Question

The mean of six numbers is 20 If one number is excluded the mean is 15 Then the value of the excluded number is
A) 40
B) 42
C) 45
D) 48

Answer 1

Hint:
Here we will use the basic formula of the mean. First, we will use the formula of the mean and find the value of the sum of the six numbers. Then again we will use the formula of the mean and find the value of the sum of the five numbers. Then by subtracting the value of the sum of the five numbers from the sum of the six numbers, we will get the value of the excluded number.
Formula used:
We will use the formula Mean \[ = \] Sum of all numbers \[ \div \] Total number of observations.

Complete Step by Step Solution:
It is given that the mean of the six numbers is 20.
Now we will use the formula of the mean and we will get the sum of the six numbers. Therefore, we get
Mean \[ = \] Sum of 6 numbers \[ \div 6 = 20\]
Now by solving the above equation we will get the sum of the six numbers. Therefore, we get
Sum of six numbers \[ = 20 \times 6 = 120\]…………………… \[\left( 1 \right)\]
It is also given that if one number is excluded the mean is 15 which means the average of the five numbers out of those six numbers is equal to 15. Therefore, we get
Mean \[ = \] Sum of 5 numbers \[ \div 5 = 15\]
Now by solving the above equation we will get the sum of the five numbers. Therefore, we get
Sum of five numbers \[ = 15 \times 5 = 75\]……………………\[\left( 2 \right)\]
Now by subtracting the equation \[\left( 2 \right)\] from equation \[\left( 1 \right)\] we will get the value of the excluded number.
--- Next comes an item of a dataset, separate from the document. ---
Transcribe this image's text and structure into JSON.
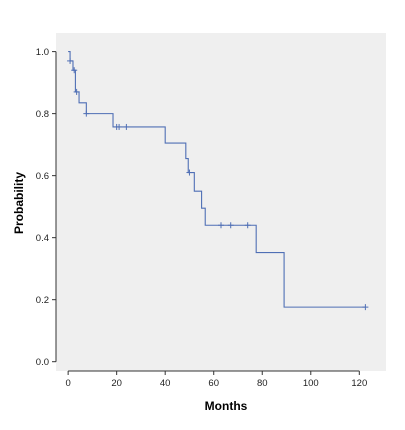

Therefore, we get
Excluded number \[ = 120 - 75 = 45\]
Hence the value of the excluded number is 45.

So, option C is the correct option.

Note:
Mean is equal to the ratio of sum of the total numbers and total count of the numbers. Mean is also known as the average of the numbers. We should not confuse the mean with the median. Median is the middle value of the given list of numbers or it is the value which is separating the data into two halves i.e. upper half and lower half. We should also remember the formula of the mean when the data with the frequencies is given.
Mean \[ = \dfrac{{\sum {{f_i}{x_i}} }}{{\sum {{f_i}} }}\] where, \[{f_i}\] is the frequency of the class and \[{x_i}\] is the mid-value of the class interval.